So many people come to me overwhelmed with the stress of life, competing responsibilities, losing intimacy and erotic connection due to the complexity of life. Parenting children, work, managing finances, extended family, having a meaningful social life, getting to the gym, and so on and so on and… These are things that couples commonly credit with the death of connection. So if these are the things that “have” to happen, how do we take care of ourselves and hold boundaries around intimate connection?
It is the balancing of all the responsibilities we feel that often has us paying attention to the most urgent and immediate need in front of us. If we were to draw a picture of this chaotic life, it would look like:
All the responsibilities are coming at us. We are trying to respond to work, the PTA, the extended family, the bills, the phone that will not stop beeping, walking the dog, cleaning the toilet. It is not lost that we also must raise the kids, feed them dinner, get through homework. Then the pressures of being a good partner, showing up as a good listener with an empathetic ear and a hot sex partner. When we are the most used up, we then are left to take care of ourselves. With what? What is left?

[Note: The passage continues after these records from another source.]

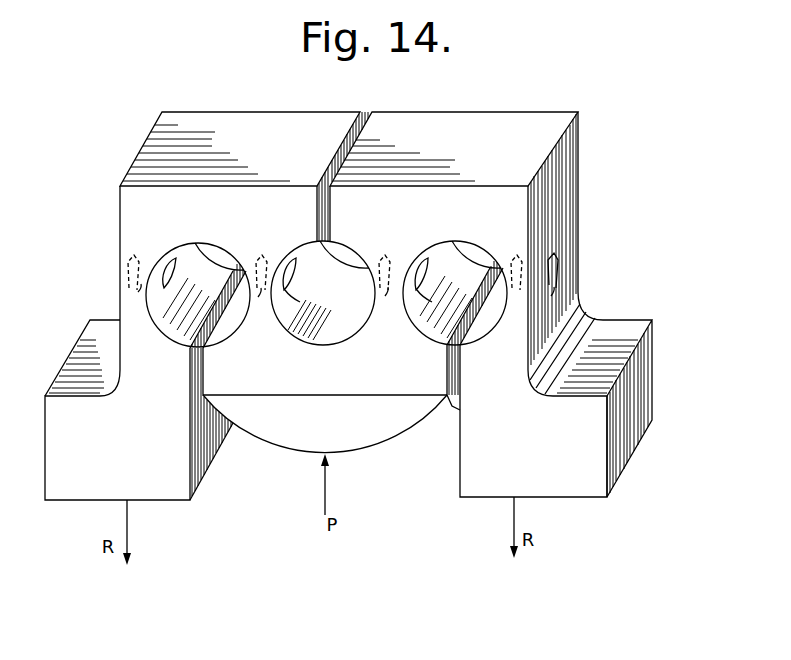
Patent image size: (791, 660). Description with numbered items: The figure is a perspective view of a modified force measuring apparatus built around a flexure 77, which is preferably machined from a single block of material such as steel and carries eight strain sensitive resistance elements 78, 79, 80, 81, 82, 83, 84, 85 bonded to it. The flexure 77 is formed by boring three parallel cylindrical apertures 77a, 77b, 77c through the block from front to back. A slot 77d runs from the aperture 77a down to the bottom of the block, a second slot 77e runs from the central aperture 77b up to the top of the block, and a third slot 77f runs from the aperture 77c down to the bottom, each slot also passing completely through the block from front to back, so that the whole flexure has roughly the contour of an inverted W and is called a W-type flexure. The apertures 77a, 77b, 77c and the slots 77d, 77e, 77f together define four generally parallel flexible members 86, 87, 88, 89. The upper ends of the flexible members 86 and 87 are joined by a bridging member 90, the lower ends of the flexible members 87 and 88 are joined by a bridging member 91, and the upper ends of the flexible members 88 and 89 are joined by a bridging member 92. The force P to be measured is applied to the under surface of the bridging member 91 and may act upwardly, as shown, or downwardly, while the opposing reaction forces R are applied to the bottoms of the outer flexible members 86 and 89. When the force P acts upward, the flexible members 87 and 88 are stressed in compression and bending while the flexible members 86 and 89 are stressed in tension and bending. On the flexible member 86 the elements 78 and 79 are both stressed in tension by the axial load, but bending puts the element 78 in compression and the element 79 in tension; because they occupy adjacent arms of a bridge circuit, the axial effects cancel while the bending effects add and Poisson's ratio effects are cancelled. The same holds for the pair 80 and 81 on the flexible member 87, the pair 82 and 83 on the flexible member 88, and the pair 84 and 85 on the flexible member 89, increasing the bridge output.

The flexure 77 is at (632, 276).
The cylindrical aperture 77a is at (173, 328).
The cylindrical aperture 77b is at (313, 340).
The cylindrical aperture 77c is at (473, 338).
The slot 77d is at (196, 398).
The slot 77e is at (366, 113).
The slot 77f is at (454, 398).
The strain sensitive resistance element 78 is at (126, 270).
The strain sensitive resistance element 79 is at (177, 268).
The strain sensitive resistance element 80 is at (256, 258).
The strain sensitive resistance element 81 is at (323, 293).
The strain sensitive resistance element 82 is at (382, 260).
The strain sensitive resistance element 83 is at (455, 293).
The strain sensitive resistance element 84 is at (512, 260).
The strain sensitive resistance element 85 is at (553, 257).
The flexible member 86 is at (140, 292).
The flexible member 87 is at (260, 298).
The flexible member 88 is at (387, 297).
The flexible member 89 is at (553, 297).
The bridging member 90 is at (173, 205).
The bridging member 91 is at (366, 388).
The bridging member 92 is at (458, 232).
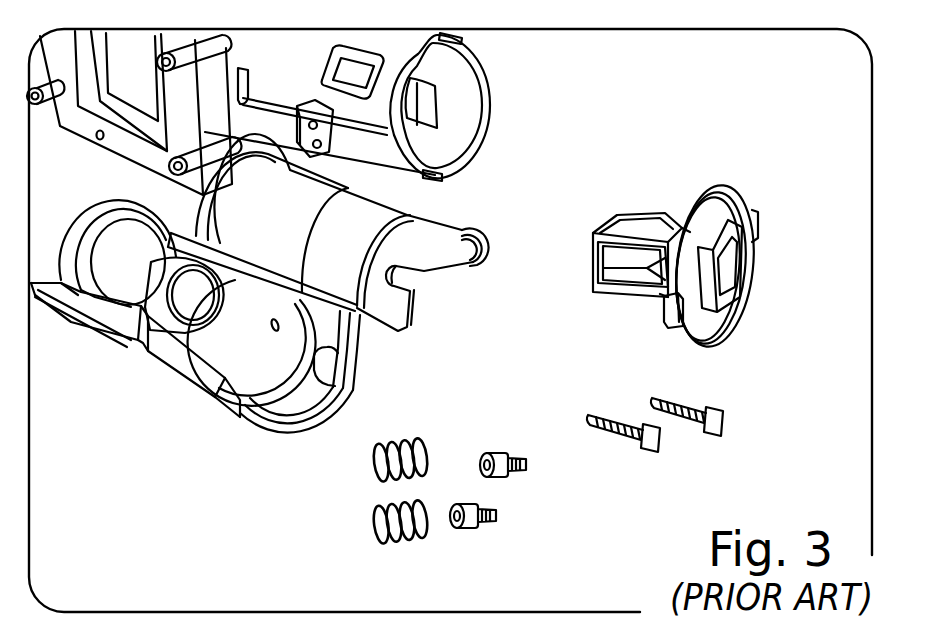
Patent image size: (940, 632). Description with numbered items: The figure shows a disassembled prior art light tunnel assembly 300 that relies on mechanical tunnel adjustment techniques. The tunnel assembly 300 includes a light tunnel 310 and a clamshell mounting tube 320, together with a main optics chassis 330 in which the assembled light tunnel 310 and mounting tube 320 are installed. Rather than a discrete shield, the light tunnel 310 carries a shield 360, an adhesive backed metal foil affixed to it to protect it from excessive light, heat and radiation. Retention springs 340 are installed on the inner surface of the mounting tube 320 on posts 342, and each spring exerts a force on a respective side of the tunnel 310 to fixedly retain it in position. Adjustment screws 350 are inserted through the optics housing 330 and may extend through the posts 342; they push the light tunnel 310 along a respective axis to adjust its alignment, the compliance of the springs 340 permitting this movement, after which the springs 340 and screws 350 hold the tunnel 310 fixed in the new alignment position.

The light tunnel assembly 300 is at (732, 92).
The light tunnel 310 is at (638, 229).
The clamshell mounting tube 320 is at (360, 338).
The main optics chassis 330 is at (403, 50).
The retention springs 340 is at (370, 507).
The posts 342 is at (499, 478).
The adjustment screws 350 is at (660, 443).
The shield 360 is at (737, 305).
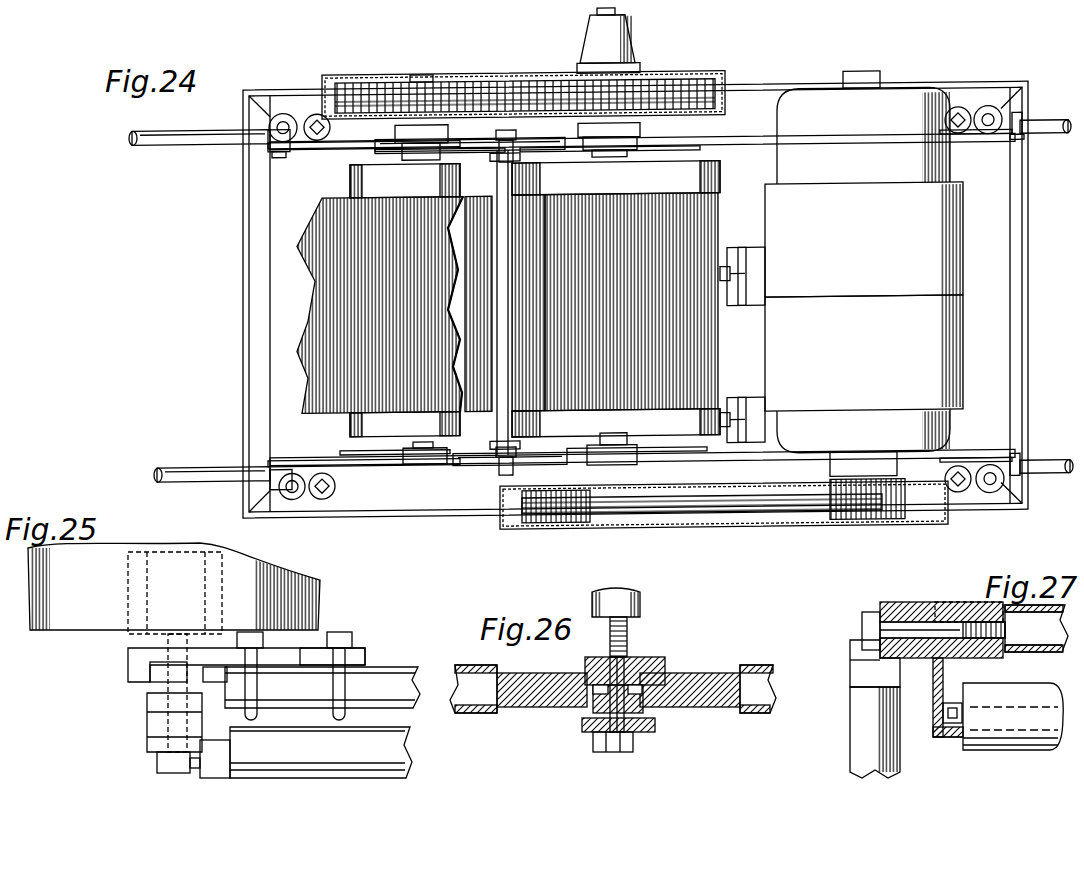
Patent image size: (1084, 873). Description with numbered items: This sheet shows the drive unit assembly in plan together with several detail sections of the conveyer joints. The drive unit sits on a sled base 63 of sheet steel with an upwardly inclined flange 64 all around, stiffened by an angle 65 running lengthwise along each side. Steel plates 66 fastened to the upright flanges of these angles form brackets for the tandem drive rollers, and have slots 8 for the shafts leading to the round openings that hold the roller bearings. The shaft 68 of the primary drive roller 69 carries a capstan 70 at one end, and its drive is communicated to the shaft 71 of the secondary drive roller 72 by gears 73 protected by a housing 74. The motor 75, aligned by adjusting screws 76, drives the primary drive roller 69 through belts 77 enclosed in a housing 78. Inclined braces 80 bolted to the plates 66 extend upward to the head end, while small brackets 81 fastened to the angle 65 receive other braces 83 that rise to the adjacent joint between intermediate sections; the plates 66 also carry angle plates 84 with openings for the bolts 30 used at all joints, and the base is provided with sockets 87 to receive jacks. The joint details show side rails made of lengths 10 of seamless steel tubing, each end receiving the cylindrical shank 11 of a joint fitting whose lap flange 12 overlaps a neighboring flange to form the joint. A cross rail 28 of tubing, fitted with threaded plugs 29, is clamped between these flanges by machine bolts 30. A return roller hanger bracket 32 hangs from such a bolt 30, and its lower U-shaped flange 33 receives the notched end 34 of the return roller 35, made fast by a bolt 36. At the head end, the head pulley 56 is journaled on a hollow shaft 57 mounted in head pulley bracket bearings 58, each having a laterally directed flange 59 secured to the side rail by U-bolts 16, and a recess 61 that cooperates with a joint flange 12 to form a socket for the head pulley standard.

In FIG. 24, the slot 8 is at (385, 153).
In FIG. 24, the length of seamless steel tubing 10 is at (445, 154).
In FIG. 25, the length of seamless steel tubing 10 is at (385, 670).
In FIG. 26, the length of seamless steel tubing 10 is at (463, 713).
In FIG. 27, the length of seamless steel tubing 10 is at (958, 606).
In FIG. 26, the cylindrical shank 11 is at (718, 672).
In FIG. 24, the lap flange 12 is at (275, 150).
In FIG. 25, the lap flange 12 is at (150, 714).
In FIG. 26, the lap flange 12 is at (650, 666).
In FIG. 27, the lap flange 12 is at (905, 605).
In FIG. 25, the U-bolt 16 is at (333, 694).
In FIG. 24, the cross rail 28 is at (502, 425).
In FIG. 26, the cross rail 28 is at (640, 598).
In FIG. 27, the cross rail 28 is at (1050, 652).
In FIG. 26, the threaded plug 29 is at (628, 632).
In FIG. 27, the threaded plug 29 is at (1000, 656).
In FIG. 24, the machine bolt 30 is at (500, 132).
In FIG. 25, the machine bolt 30 is at (172, 684).
In FIG. 26, the machine bolt 30 is at (617, 728).
In FIG. 27, the machine bolt 30 is at (870, 630).
In FIG. 27, the return roller hanger bracket 32 is at (945, 674).
In FIG. 27, the U-shaped flange 33 is at (940, 740).
In FIG. 27, the notched end 34 is at (950, 738).
In FIG. 27, the return roller 35 is at (1012, 752).
In FIG. 27, the bolt 36 is at (950, 712).
In FIG. 25, the head pulley 56 is at (75, 622).
In FIG. 25, the hollow shaft 57 is at (142, 546).
In FIG. 25, the head pulley bracket bearing 58 is at (128, 652).
In FIG. 25, the laterally directed flange 59 is at (360, 652).
In FIG. 25, the recess 61 is at (160, 676).
In FIG. 24, the sled base 63 is at (270, 383).
In FIG. 24, the upwardly inclined flange 64 is at (800, 92).
In FIG. 24, the angle 65 is at (752, 140).
In FIG. 24, the steel plate 66 is at (312, 152).
In FIG. 24, the shaft 68 is at (615, 440).
In FIG. 24, the primary drive roller 69 is at (718, 184).
In FIG. 24, the capstan 70 is at (630, 50).
In FIG. 24, the shaft 71 is at (427, 77).
In FIG. 24, the secondary drive roller 72 is at (352, 182).
In FIG. 24, the gears 73 is at (555, 95).
In FIG. 24, the housing 74 is at (680, 78).
In FIG. 24, the motor 75 is at (864, 273).
In FIG. 24, the adjusting screw 76 is at (748, 272).
In FIG. 24, the belts 77 is at (790, 518).
In FIG. 24, the housing 78 is at (738, 533).
In FIG. 24, the inclined brace 80 is at (150, 146).
In FIG. 25, the inclined brace 80 is at (306, 778).
In FIG. 24, the small bracket 81 is at (975, 150).
In FIG. 24, the brace 83 is at (1047, 142).
In FIG. 27, the brace 83 is at (850, 748).
In FIG. 24, the angle plate 84 is at (488, 130).
In FIG. 26, the angle plate 84 is at (650, 735).
In FIG. 24, the socket 87 is at (283, 114).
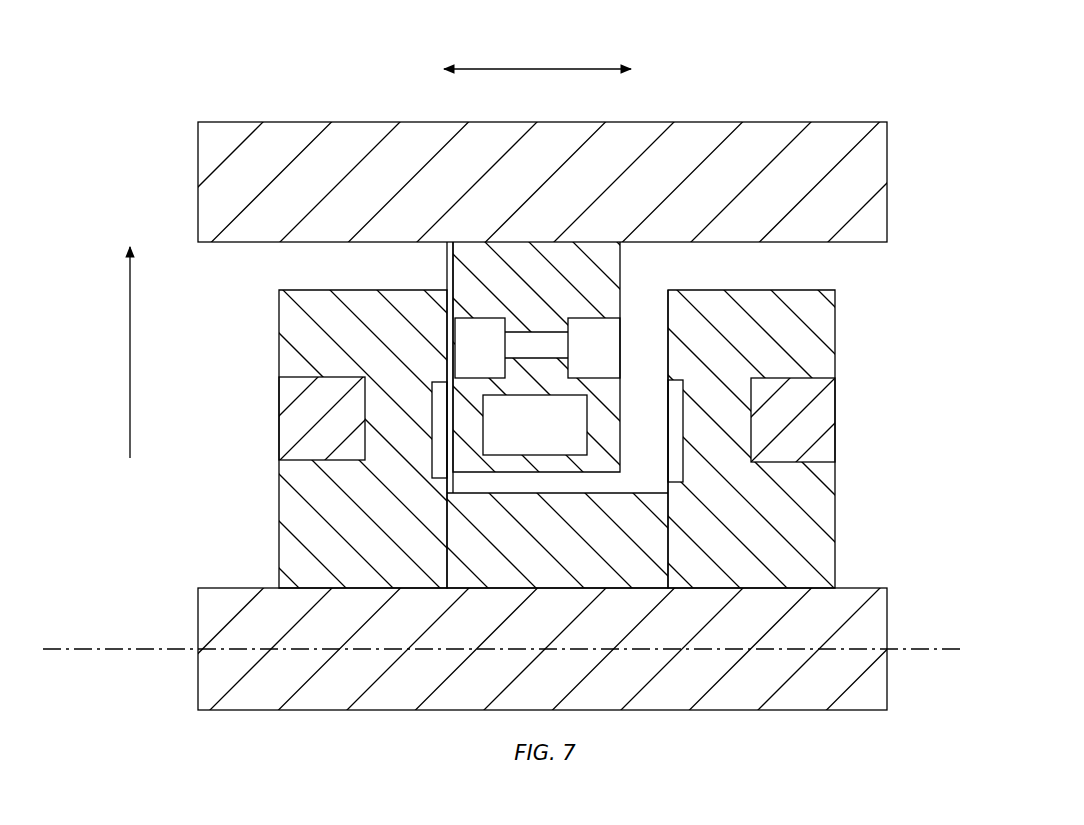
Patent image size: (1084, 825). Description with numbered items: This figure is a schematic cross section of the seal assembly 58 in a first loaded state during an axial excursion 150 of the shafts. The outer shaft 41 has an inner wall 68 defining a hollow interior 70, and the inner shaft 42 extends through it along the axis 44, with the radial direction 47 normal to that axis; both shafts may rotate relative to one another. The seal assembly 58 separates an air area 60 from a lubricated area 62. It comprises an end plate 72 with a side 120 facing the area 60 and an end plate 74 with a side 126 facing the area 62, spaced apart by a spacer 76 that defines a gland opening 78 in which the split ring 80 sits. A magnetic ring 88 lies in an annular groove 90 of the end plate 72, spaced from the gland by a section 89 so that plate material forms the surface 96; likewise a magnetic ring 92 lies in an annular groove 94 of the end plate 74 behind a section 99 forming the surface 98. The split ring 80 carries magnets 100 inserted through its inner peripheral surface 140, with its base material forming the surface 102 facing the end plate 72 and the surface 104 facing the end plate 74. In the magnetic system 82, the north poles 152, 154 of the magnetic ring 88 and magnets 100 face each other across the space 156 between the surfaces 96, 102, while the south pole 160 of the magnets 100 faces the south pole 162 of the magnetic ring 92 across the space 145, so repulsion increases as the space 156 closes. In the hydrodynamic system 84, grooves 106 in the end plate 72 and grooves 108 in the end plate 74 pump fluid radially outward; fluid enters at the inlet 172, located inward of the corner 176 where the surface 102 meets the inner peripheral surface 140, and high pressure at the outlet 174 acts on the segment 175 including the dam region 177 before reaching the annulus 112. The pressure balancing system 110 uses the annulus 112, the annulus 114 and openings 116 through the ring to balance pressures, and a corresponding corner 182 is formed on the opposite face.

The shaft 41 is at (400, 210).
The shaft 42 is at (492, 625).
The axis 44 is at (135, 649).
The radial direction 47 is at (130, 380).
The seal assembly 58 is at (230, 275).
The area 60 is at (212, 310).
The area 62 is at (857, 318).
The inner wall 68 is at (884, 243).
The hollow interior 70 is at (332, 258).
The end plate 72 is at (279, 535).
The end plate 74 is at (842, 540).
The spacer 76 is at (532, 545).
The gland opening 78 is at (366, 245).
The split ring 80 is at (465, 290).
The magnetic system 82 is at (845, 385).
The hydrodynamic system 84 is at (628, 327).
The magnetic ring 88 is at (279, 390).
The section 89 is at (279, 332).
The annular groove 90 is at (362, 443).
The magnetic ring 92 is at (835, 412).
The annular groove 94 is at (752, 462).
The surface 96 is at (447, 527).
The surface 98 is at (668, 522).
The section 99 is at (699, 435).
The magnet 100 is at (526, 422).
The surface 102 is at (447, 390).
The surface 104 is at (619, 405).
The grooves 106 is at (440, 530).
The grooves 108 is at (668, 432).
The pressure balancing system 110 is at (527, 330).
The annulus 112 is at (463, 345).
The annulus 114 is at (577, 345).
The opening 116 is at (557, 337).
The side 120 is at (279, 488).
The side 126 is at (835, 500).
The inner peripheral surface 140 is at (577, 525).
The space 145 is at (625, 362).
The axial excursion 150 is at (545, 69).
The pole 152 is at (343, 418).
The pole 154 is at (493, 455).
The space 156 is at (449, 290).
The south pole 160 is at (573, 455).
The south pole 162 is at (775, 428).
The inlet 172 is at (447, 522).
The outlet 174 is at (447, 388).
The segment 175 is at (447, 403).
The corner 176 is at (450, 493).
The dam region 177 is at (447, 377).
The corner 182 is at (635, 467).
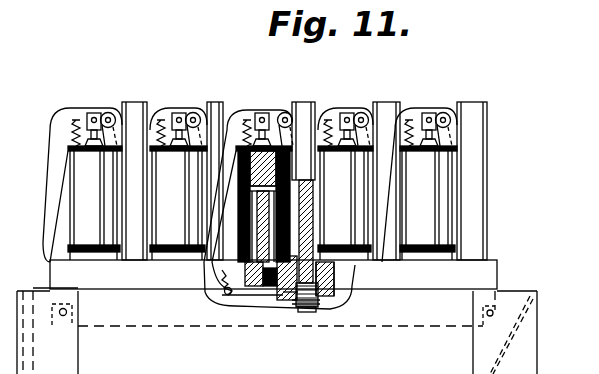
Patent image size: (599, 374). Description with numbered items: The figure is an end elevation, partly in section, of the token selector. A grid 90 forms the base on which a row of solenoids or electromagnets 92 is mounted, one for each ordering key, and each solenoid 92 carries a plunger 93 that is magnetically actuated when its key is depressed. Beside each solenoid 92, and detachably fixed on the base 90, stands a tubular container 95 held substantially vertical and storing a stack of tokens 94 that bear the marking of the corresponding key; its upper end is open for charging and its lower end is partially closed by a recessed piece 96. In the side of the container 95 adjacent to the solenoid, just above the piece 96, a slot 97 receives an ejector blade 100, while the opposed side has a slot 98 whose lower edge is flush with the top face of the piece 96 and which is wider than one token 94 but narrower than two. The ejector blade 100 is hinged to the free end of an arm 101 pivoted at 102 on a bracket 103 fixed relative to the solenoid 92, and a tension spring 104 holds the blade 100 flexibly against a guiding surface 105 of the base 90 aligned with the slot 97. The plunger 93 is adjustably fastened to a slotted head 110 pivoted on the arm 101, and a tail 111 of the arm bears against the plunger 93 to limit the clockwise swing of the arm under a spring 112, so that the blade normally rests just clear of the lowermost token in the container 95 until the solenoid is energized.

The grid 90 is at (338, 290).
The solenoid 92 is at (83, 198).
The plunger 93 is at (75, 133).
The token 94 is at (325, 279).
The container 95 is at (332, 97).
The recessed piece 96 is at (302, 312).
The slot 97 is at (292, 305).
The slot 98 is at (320, 292).
The ejector blade 100 is at (238, 300).
The arm 101 is at (57, 168).
The pivot 102 is at (278, 128).
The bracket 103 is at (286, 112).
The spring 104 is at (210, 290).
The guiding surface 105 is at (290, 297).
The slotted head 110 is at (256, 117).
The tail 111 is at (292, 127).
The spring 112 is at (244, 136).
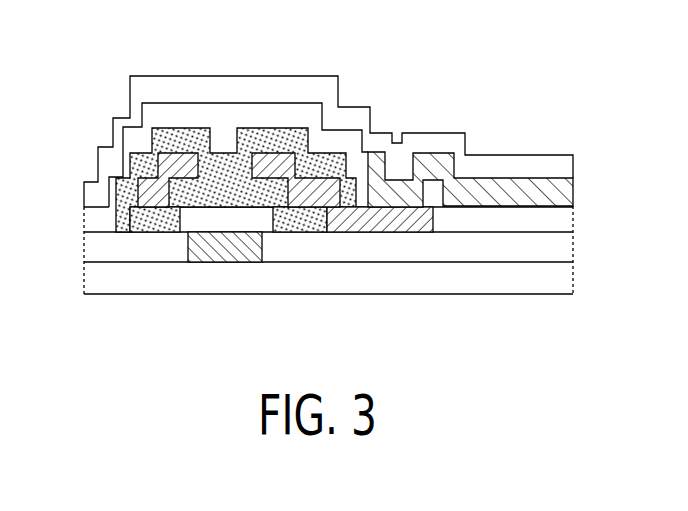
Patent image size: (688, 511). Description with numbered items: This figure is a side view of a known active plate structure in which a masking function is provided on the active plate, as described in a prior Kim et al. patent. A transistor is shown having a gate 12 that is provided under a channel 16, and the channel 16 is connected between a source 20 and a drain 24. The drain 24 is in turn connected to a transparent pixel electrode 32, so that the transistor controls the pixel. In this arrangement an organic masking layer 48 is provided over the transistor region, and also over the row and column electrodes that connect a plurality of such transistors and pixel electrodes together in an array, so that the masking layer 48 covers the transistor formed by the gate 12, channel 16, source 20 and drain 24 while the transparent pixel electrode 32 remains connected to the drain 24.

The gate 12 is at (228, 253).
The channel 16 is at (301, 229).
The source 20 is at (175, 152).
The drain 24 is at (385, 230).
The transparent pixel electrode 32 is at (523, 188).
The organic masking layer 48 is at (277, 130).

In reality, this triangle is upside down. The triangle balancing on its point is fragile and unstable. We must create a more meaningful base. Something that will stand the test of time. So, what we need to do is turn the triangle upside down and reverse the flow. It would look like:
We would practice good self-care. We would be able to attend to what makes us the most capable. We would go to the doctor, the dentist, the gym, get good sleep, and eat a healthy meal. While sometimes those activities seem like the easiest to cut out. But in reality, those are the activities that keep us strong and vibrant. We keep ourselves in better shape, we can then show up for our relationships as a more whole person. (In case the point was not made strong enough…it is our responsibility to make ourselves whole…not our partner’s!) When we show up stronger in our relationship, we then are better role models and providers for our children (and are modeling what healthy adulthood looks like!). Then we can deal with everything else. If our foundation is not solid, money, social lives, jobs do not fill in the gaps.
To have a balanced and grounded life, we must take care of ourselves first to be whole. Then we can build a strong connection that is rooted in sacred space (the space where only the relationship gets to live, free from outside pressure). Then you will have a solid model for parenting children if you have them and/or addressing the pressures of the outside world.